FEATURES & COMMENTARY
San Diego, CA — David Raikow reports that an audience of several hundred network security professionals watched with rapt attention last week as a trio of hackers repeatedly penetrated one of the industry’s most trusted and popular firewall products – Checkpoint Software’s Firewall-1. The demonstration, presented at the “Black Hat” security conference in Las Vegas, challenged the widely accepted notion that firewalls are largely immune to direct attack.

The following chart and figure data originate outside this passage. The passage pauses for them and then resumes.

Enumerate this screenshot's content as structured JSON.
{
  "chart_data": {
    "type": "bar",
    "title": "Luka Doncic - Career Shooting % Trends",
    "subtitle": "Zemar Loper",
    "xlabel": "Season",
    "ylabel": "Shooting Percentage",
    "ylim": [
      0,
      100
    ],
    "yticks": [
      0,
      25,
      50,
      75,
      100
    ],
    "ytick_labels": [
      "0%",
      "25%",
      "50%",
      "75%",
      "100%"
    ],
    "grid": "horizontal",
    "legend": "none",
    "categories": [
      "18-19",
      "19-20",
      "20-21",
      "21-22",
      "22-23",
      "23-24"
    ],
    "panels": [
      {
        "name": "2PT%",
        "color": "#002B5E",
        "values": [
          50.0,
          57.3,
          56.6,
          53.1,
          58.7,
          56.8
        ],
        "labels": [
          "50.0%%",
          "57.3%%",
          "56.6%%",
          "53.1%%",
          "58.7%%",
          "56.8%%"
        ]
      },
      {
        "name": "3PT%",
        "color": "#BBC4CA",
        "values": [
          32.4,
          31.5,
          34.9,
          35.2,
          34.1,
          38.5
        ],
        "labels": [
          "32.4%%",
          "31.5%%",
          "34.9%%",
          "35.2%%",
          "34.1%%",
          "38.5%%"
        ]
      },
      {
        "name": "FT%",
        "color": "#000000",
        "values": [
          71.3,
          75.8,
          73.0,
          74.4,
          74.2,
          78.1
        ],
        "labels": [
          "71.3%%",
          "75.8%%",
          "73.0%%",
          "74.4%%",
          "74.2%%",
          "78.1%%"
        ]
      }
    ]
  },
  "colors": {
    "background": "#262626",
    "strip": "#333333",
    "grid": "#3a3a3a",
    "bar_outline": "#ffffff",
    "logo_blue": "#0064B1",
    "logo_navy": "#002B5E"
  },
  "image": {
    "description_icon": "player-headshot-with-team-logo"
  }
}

The panel – John McDonald and Thomas Lopatic of German security firm Data Protect GmbH and Dug Song of the University of Michigan – identified three general categories of firewall attacks. They began by demonstrating a number of relatively simple techniques by which an attacker could impersonate an authorized administrator, and thus gain access to the firewall application itself. A second type of attack tricked the firewall into believing an unauthorized Internet connection was actually an authorized virtual private network connection. Finally, the panel exploited a number of errors in the process used to examine traffic passing through the firewall to sneak in dangerous commands.
While their presentation focussed on a single commercial firewall product, panel members repeatedly emphasized that most firewalls are vulnerable to the types of attacks demonstrated. “The problem is not just with [Firewall-1],” said Song. “The real problem is the blind trust most people place in their firewalls.”
Greg Smith, Checkpoint’s director of product marketing for Firewall-1, pointed out that many of the attacks demonstrated relied on improper firewall configuration, and he asserted that they presented little practical threat. “Not a single customer has reported a problem with any of these issues.”
Nevertheless, Checkpoint worked with McDonald, Lopatic and Song in developing defenses against the attacks, which they released as part of Firewall-1 Service Pack 2 immediately following the demonstration. Checkpoint emphasized that the service pack should prevent all of the attacks discussed, even those dependant on misconfiguration.
The panel also recommended a number of additional steps for “hardening” firewalls, including use of strong authentication protocols, “anti-spoofing” mechanisms and highly restrictive access rules. At the same time, they called on the IT community to abandon the “single firewall” model of network security and implement multiple lines of defense.
However, one observer of the session, employed by a network switch manufacturer, thinks Checkpoint lost some credibility over its products. “Some of the exploited areas were because of dumb programming mistakes in the code for the firewall itself. If the [firewall] programmers can’t get it right, what other problems may still be lurking?” he pondered.